Key to Good Relationships
Part I-The Theory
This information is taken directly from Chapter 1 of Relationship Power
The Key to all good relationships
Would you like to significantly improve your relationships? You can! First, by understanding that the key element in all good relationships is making the other person feel good about herself1, and then by gaining insight into what I call your “Beast”. (We all have one). Your Beast is that emotional part of your brain which may very often be on the prowl to “feel good,” even though the action taken to feel good may harm you and others. You will learn a lot more about your Beast in Chapter 6.
When you understand these things, you should be well on the way to healing your problem relationships and making your good ones even stronger. You will have the power to make life better for all involved; this includes those inside and outside of your direct relationships. The positive effects will help you win and keep love, as well as increase your ability to do well in your career, make you healthier as a result of less stress, and finally make you a happier person.
1 For the purposes of this book the words him and her, he and she, and himself and herself, will be used interchangeably. – Ronald Bibace
This book will give you the knowledge and tools to identify the power your particular beast has over you and what triggers your beast. You’ll learn how to pacify your beast as well as the beast of those with whom you come in contact. You will have acquired what I refer to as “relationship power.” A bad relationship can bring out the beast in anyone. By taming your beast, your relationships will become stronger, more fulfilling, and positive. Your eyes will be opened to the possibilities of how different your life can be once your relationships are healed and maintained at a high positive level.
My theory in a nutshell :
The Theory is expressed in the Ronald Bibace Theory of Personality2, (which I also call: The Ronald Bibace Universal Theory of Human Behavior. My name is pronounced Bee-Base):
All human behavior past survival is motivated by the desire to feel good about oneself.
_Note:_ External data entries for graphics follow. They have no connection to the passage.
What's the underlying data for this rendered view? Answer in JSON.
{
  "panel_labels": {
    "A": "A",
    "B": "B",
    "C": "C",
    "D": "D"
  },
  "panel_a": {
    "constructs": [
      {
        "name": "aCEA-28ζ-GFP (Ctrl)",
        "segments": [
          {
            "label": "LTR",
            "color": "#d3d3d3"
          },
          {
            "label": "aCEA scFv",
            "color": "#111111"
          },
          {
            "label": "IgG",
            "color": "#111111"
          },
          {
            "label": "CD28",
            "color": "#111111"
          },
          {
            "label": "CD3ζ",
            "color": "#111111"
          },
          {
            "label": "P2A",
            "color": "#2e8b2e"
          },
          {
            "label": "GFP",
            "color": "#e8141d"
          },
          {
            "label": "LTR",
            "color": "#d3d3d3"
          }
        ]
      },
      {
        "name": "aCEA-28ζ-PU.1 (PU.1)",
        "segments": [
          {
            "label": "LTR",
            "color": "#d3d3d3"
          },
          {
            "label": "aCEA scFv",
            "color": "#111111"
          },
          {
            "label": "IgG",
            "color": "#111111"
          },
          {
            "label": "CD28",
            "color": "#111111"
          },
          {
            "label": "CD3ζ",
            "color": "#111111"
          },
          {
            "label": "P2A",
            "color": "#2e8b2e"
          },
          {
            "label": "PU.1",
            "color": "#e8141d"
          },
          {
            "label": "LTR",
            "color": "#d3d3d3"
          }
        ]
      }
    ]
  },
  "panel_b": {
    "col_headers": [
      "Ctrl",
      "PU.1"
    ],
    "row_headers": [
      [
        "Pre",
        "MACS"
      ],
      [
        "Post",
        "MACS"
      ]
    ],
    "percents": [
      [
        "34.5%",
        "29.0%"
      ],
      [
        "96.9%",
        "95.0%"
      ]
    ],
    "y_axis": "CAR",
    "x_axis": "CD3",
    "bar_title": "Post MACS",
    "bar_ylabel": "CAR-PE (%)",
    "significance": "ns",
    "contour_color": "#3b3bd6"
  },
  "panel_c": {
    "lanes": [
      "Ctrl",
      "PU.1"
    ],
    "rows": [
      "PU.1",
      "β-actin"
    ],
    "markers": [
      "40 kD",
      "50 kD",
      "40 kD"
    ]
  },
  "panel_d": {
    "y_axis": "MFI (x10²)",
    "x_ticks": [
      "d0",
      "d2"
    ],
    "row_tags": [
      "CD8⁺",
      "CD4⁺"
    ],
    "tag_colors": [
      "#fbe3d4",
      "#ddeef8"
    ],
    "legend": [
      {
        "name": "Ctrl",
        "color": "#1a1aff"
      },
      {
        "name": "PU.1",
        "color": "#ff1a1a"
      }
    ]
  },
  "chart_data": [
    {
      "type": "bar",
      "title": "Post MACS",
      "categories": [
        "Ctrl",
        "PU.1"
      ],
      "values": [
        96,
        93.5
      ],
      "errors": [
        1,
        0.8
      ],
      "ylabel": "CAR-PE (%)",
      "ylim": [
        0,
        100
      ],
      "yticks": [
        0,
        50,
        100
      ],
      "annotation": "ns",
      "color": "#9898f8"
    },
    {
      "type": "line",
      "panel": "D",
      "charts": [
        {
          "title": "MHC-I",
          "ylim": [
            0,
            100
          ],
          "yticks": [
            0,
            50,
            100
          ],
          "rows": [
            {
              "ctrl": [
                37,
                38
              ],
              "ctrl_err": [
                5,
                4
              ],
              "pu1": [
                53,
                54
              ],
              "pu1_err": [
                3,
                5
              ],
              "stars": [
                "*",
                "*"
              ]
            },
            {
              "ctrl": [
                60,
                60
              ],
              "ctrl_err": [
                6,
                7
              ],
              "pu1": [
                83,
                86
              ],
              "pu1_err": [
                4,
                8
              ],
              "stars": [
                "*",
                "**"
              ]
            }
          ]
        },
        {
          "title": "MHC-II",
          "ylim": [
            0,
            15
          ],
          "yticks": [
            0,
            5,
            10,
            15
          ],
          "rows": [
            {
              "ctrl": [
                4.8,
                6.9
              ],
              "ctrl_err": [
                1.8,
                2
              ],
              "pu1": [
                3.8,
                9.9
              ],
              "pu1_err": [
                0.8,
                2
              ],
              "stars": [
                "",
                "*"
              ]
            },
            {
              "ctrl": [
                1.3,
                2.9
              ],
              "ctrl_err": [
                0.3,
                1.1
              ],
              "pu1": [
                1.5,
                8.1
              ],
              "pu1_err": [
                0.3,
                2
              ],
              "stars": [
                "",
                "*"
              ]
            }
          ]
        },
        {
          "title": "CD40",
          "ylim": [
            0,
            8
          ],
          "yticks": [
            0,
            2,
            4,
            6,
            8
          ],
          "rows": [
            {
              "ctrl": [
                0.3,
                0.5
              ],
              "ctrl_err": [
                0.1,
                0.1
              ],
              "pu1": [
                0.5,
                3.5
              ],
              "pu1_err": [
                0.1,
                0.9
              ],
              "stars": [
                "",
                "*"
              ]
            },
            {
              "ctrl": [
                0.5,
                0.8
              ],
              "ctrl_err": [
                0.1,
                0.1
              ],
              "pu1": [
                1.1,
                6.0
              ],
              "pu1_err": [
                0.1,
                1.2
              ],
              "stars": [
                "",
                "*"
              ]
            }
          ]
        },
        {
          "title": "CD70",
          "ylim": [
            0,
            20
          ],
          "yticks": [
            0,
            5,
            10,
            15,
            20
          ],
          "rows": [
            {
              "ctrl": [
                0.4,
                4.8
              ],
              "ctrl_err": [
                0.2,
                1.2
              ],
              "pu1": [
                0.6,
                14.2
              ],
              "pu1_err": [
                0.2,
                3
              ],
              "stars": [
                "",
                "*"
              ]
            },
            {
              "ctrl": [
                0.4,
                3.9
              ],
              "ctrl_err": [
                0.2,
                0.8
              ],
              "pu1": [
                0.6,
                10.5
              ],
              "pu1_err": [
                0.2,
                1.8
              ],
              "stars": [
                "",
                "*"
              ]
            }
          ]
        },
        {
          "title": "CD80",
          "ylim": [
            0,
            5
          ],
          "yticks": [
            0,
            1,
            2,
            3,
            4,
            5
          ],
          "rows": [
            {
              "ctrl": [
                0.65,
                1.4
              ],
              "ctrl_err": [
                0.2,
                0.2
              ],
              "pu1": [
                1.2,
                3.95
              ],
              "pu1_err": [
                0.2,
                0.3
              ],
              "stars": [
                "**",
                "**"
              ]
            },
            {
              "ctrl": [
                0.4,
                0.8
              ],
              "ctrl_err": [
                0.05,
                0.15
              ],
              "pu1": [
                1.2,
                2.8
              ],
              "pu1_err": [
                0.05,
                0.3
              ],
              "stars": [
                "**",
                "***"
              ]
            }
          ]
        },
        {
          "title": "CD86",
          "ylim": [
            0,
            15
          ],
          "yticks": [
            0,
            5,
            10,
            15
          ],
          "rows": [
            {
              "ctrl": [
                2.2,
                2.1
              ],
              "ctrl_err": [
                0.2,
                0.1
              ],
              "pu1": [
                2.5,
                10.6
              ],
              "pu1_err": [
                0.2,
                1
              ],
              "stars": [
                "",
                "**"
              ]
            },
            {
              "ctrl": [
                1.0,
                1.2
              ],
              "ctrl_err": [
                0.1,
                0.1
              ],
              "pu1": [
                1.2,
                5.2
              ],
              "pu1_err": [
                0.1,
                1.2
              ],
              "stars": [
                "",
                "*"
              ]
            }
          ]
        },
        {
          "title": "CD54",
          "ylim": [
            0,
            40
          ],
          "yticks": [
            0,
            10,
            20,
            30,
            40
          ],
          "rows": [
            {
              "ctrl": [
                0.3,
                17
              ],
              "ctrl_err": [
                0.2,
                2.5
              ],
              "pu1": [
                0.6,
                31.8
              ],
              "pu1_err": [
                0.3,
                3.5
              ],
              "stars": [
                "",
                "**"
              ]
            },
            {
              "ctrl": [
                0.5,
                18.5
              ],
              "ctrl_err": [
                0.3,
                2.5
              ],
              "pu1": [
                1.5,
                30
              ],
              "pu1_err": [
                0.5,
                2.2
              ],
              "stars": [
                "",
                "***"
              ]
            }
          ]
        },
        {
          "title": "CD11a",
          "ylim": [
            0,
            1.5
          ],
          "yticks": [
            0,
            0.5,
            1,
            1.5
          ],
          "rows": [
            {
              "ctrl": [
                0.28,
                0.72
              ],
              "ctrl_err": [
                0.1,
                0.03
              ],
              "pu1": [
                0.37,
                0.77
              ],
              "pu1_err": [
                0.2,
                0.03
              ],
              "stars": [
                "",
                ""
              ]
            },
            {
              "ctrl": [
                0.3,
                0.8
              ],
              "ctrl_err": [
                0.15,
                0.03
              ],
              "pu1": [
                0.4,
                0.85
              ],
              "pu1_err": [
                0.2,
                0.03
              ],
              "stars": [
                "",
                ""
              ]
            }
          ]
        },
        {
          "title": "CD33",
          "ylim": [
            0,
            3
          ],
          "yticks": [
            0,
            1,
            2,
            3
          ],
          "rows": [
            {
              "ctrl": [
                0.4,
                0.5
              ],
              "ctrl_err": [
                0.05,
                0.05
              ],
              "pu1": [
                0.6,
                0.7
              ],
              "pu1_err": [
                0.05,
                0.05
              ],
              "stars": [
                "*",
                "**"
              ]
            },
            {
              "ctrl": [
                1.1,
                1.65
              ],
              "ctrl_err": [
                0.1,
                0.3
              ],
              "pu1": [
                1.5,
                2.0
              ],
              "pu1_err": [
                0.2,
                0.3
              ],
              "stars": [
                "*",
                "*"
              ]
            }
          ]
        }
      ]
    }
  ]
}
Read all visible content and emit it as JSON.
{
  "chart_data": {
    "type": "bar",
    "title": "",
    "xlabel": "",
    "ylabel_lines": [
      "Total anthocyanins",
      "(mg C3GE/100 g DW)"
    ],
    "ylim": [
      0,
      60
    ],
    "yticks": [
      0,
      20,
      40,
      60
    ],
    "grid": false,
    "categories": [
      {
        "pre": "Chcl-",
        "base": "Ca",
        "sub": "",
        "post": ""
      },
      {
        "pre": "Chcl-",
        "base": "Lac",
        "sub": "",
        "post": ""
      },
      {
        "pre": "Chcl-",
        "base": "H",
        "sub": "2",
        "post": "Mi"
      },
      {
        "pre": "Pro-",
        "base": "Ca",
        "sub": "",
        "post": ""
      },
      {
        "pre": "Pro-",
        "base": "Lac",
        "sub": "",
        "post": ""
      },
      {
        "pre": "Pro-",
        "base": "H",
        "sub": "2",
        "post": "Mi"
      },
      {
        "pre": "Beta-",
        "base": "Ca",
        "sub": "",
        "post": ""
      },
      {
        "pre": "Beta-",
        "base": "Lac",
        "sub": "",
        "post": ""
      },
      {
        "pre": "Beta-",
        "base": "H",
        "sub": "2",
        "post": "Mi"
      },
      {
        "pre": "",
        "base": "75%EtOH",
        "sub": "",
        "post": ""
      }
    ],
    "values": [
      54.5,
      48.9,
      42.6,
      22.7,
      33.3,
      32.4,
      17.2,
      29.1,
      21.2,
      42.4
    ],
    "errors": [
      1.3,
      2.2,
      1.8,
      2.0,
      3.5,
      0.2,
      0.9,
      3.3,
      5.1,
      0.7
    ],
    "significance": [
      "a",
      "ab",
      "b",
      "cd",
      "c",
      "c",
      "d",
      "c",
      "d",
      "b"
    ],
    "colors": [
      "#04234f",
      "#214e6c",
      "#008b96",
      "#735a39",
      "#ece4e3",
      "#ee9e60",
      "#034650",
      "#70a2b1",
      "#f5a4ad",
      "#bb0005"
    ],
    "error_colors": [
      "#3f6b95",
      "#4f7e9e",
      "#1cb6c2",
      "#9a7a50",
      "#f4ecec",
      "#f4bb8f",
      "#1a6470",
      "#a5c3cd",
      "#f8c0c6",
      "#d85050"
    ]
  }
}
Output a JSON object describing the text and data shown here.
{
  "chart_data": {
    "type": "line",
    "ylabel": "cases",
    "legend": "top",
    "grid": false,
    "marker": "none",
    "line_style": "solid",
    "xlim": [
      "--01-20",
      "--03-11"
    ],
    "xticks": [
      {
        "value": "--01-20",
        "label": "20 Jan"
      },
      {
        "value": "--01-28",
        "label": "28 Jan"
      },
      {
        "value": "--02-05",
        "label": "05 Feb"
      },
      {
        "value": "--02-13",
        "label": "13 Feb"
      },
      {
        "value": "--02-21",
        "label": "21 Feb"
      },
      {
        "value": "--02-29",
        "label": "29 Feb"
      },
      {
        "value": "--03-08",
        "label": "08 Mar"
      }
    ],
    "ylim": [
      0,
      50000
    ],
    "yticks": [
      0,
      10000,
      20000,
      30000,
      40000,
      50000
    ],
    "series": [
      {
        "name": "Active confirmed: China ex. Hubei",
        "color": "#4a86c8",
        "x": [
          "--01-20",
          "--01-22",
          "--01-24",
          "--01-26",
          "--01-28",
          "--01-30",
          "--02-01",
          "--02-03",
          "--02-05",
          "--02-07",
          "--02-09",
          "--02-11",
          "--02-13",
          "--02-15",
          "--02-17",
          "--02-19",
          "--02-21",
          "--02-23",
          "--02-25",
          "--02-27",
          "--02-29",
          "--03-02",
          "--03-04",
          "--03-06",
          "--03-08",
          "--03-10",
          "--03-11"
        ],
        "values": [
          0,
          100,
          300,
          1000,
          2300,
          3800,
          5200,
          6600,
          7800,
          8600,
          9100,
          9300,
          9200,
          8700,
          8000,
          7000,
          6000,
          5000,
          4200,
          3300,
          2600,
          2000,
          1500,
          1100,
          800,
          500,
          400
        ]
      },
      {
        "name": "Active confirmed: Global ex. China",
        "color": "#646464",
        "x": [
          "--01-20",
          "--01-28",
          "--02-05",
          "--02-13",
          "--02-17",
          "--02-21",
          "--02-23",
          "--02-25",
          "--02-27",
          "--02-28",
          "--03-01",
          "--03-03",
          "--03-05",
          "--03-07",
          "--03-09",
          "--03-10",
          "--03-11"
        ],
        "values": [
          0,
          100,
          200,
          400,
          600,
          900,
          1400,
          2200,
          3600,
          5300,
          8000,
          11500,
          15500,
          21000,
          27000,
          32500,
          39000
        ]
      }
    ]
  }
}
The Theory’s application to relationships calls for the following:
• Making the other person “feel good about him/ herself”.
• Doing that requires three things:
• Learning how to make another person feel good about him/herself
• Learning about the obstacle of the “two personalities” in each of us which often prevents us from doing so
• Learning how to overcome that obstacle
2 Personality Theory is what psychologists call ‘a general theory of behavior’. It is intended to develop a scientifically defensible model or view of human behavior. -Relationship Power
A word of caution: There are critical differences between making a person ‘feel good about him/herself’ and ‘making a person feel good’ or making a person ‘feel happy’. Briefly, doing ‘bad things’ like overeating or drinking too much, can generally make us feel bad but can sometimes make us feel good or feel happy, but only temporarily. Doing ‘good things’ makes us feel good about ourselves for a much longer time.
The key to all good relationships
The key element to good relationships that you will find echoed throughout the pages of this book, is the fact that good relationships are dependent on one thing and one thing only which is:
The desire and ability in one person to make another feel good about him/herself.
Sometimes this happens naturally or with little effort. Often it requires a lot of work. It is the key element in all good relationships you now have, as most of you are very likely to discover when you do the ‘self test’ below.
The idea is simple, but do not let its apparent simplicity and ‘obviousness’ fool you. There is more to it than meets the eye. Nor is the application simple. That said it is a far easier and effective concept to understand and apply than anything else available of which I am aware. Teaching you how to understand this idea and how it works, and then guiding you to applying it in your relationships is the main goal of this book.
“Good things” as defined by our peer group. -Ronald Bibace
By mastering this and the principles outlined earlier you will not only substantially improve your relationships, but you will also become a much happier and more successful person.